Just the same, he had proved the point he had set out to prove, and right off. When he had been called up by the draft board for his two years’ service, his father had said that he hoped a little military discipline would do something toward maturing his son. He himself seemed willing to admit bungling
the job. Well, the way things turned out, Roy had matured, and plenty, too. But it wasn’t discipline that had done it; it was, to put it bluntly, being away from them. In high school he may have been willing to slide through with C’s and C-minuses, when with a little application of his intelligence (
Alice Bassart:
Which you have, Roy, in abundance), he could easily have had straight B’s—probably even A’s, if he had wanted them. But the point he wished to make was that he was no longer that C student, and no longer would be treated like him either. If he put his mind to a job he could do it, and do it well. The only problem now was which job it was going to be. At the age of twenty, nobody had to tell him that it was high time to begin thinking about becoming a man. Because he was thinking about it, and plenty, don’t worry.
He continued to work on his own out of the art manual, in exasperation moving on to the neck and the shoulders, after four days of going from bad to worse with the mouth.

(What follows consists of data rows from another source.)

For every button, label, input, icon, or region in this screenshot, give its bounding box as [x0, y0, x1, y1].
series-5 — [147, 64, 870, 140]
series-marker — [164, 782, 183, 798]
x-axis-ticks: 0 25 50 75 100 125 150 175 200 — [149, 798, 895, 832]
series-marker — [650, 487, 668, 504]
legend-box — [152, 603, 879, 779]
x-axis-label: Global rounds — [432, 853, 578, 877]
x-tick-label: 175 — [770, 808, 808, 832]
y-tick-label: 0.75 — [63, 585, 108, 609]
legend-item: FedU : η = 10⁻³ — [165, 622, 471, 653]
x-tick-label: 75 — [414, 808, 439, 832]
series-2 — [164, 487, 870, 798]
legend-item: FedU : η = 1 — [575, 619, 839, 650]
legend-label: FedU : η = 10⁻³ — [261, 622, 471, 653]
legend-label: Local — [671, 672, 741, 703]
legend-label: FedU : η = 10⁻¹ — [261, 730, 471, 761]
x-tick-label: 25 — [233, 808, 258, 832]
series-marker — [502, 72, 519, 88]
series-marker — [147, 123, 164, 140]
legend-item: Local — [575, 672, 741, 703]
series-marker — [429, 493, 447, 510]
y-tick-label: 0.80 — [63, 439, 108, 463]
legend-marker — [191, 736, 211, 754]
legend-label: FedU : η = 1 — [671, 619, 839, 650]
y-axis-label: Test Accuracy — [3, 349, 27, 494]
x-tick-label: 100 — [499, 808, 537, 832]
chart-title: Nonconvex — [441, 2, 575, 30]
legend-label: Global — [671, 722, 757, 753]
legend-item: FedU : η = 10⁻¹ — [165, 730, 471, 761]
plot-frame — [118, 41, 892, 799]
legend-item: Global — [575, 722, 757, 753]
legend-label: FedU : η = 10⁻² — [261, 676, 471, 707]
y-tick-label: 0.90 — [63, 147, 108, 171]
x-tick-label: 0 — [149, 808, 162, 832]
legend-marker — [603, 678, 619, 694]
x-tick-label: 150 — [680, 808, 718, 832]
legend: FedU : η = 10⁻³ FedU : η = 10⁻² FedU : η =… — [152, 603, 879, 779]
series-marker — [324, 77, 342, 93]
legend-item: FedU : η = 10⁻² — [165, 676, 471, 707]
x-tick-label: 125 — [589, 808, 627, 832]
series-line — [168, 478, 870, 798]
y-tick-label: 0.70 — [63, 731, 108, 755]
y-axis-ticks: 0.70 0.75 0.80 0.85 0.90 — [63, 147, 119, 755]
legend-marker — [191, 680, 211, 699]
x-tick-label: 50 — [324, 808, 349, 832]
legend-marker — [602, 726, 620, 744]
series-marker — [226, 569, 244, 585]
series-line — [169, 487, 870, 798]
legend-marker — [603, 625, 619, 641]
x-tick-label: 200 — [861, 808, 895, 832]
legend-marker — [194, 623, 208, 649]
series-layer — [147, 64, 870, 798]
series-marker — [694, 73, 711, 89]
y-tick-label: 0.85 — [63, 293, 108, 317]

Though he by no means relinquished his first choice of being a professional artist, he was willing to meet his family halfway and at least listen to whatever suggestions they might have. He had to admit being tempted by Uncle Julian’s suggestion that he come to work for him and learn the laundromat business from the ground up. What was particularly appealing about the idea was that the people in the towns along the river would see him driving around in Julian’s pickup truck and think of him as some punk kid; and the ladies who managed the laundromats would think of him as the boss’s nephew, and suppose his life was just a bed of roses—when in actuality his real work would only begin at night, after everyone was asleep, and behind his bedroom door he stayed awake till dawn, perfecting his talent.